Says Ms. Sins: “When I was watching it all unfold on the television, I just wanted to click my heels and wake from the dream. Now I just want to be back home, the old way or the new way, and I can’t imagine life without New Orleans, and that’s how the title came about.”

She says that she was nervous about placing an initial order of 4,000 copies, but that those sold almost immediately, and she had to rush a second order in November that was sold out by Christmas.

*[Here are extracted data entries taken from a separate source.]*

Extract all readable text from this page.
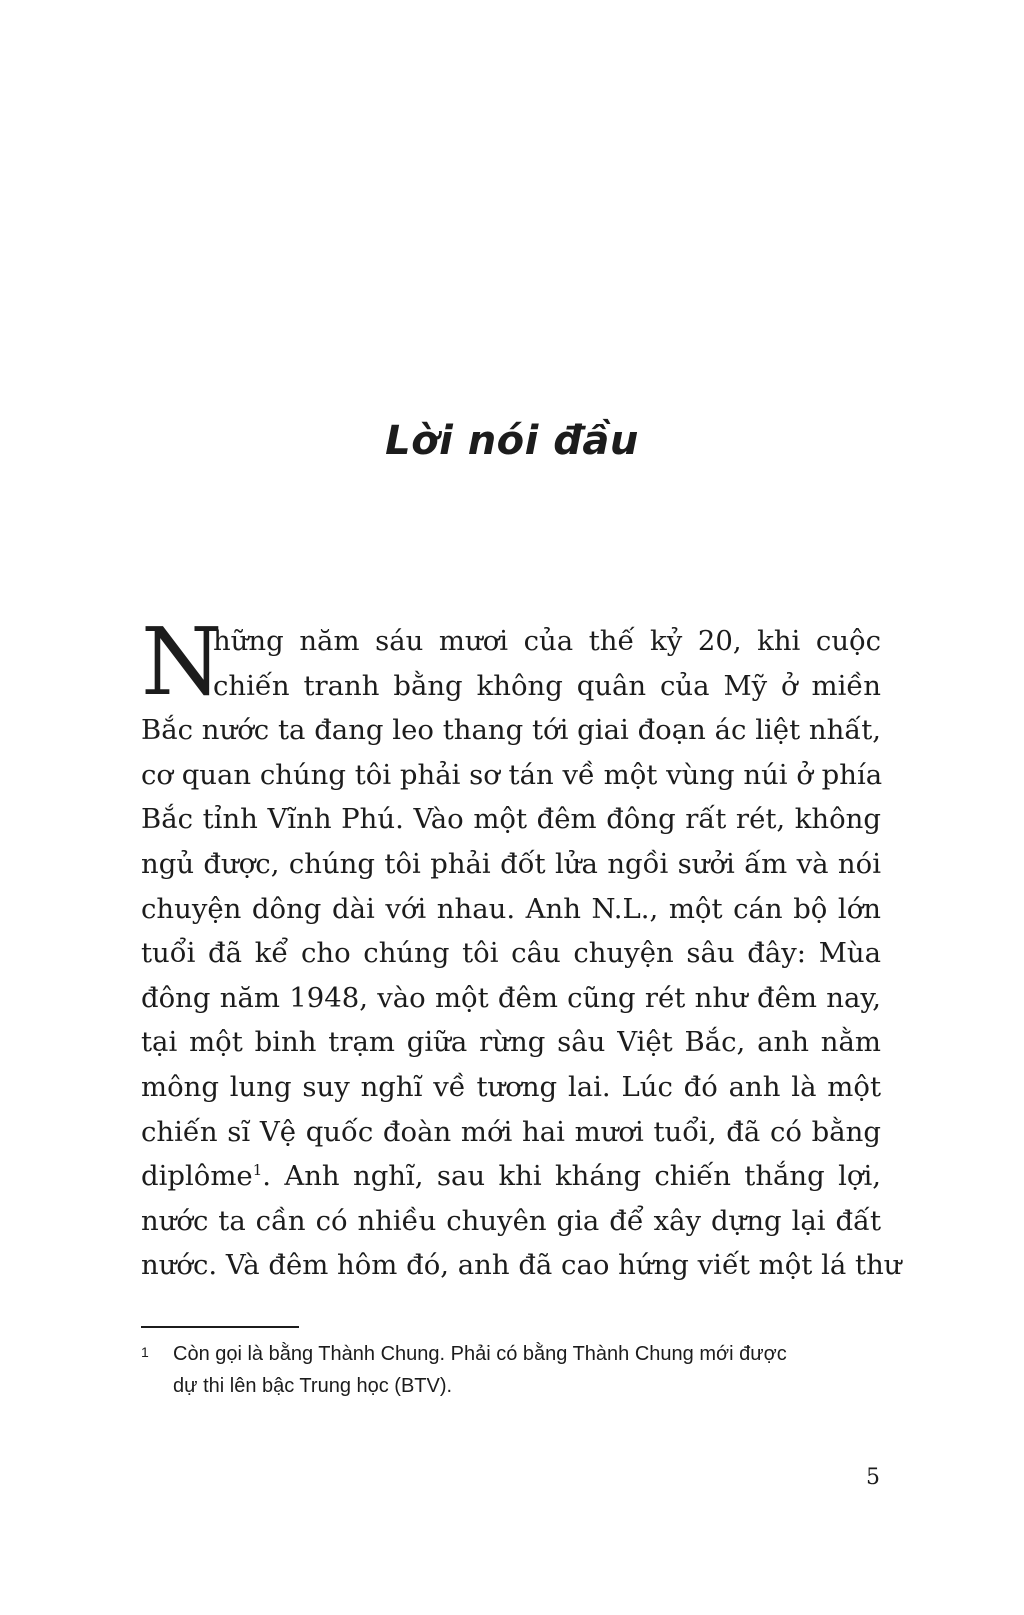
Lời nói đầu
N
hững năm sáu mươi của thế kỷ 20, khi cuộc
chiến tranh bằng không quân của Mỹ ở miền
Bắc nước ta đang leo thang tới giai đoạn ác liệt nhất,
cơ quan chúng tôi phải sơ tán về một vùng núi ở phía
Bắc tỉnh Vĩnh Phú. Vào một đêm đông rất rét, không
ngủ được, chúng tôi phải đốt lửa ngồi sưởi ấm và nói
chuyện dông dài với nhau. Anh N.L., một cán bộ lớn
tuổi đã kể cho chúng tôi câu chuyện sâu đây: Mùa
đông năm 1948, vào một đêm cũng rét như đêm nay,
tại một binh trạm giữa rừng sâu Việt Bắc, anh nằm
mông lung suy nghĩ về tương lai. Lúc đó anh là một
chiến sĩ Vệ quốc đoàn mới hai mươi tuổi, đã có bằng
diplôme$^1$. Anh nghĩ, sau khi kháng chiến thắng lợi,
nước ta cần có nhiều chuyên gia để xây dựng lại đất
nước. Và đêm hôm đó, anh đã cao hứng viết một lá thư
1 Còn gọi là bằng Thành Chung. Phải có bằng Thành Chung mới được
dự thi lên bậc Trung học (BTV).
5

Part of the book’s proceeds benefit the Coalition to Restore Coastal Louisiana, in Baton Rouge, and Ms. Sins so far has given the group $10,000 and says she hopes to ultimately give at least 10 percent of the proceeds to the coalition.

The money has already gone to help replant City Park lagoon, which is linked to the Gulf of Mexico through a series of waterways and bayous. Ms. Sins says that raising awareness about coastal restoration is very important to her, and she is amazed by how many people have approached her at events and asked how they can volunteer for the coalition.

But when asked if she’ll write another cookbook, Ms. Sins says she’d only consider it if she can give herself far more time than she did with Ruby Slippers. “Right now,” she says laughingly, “I think I’m a one-hit wonder.”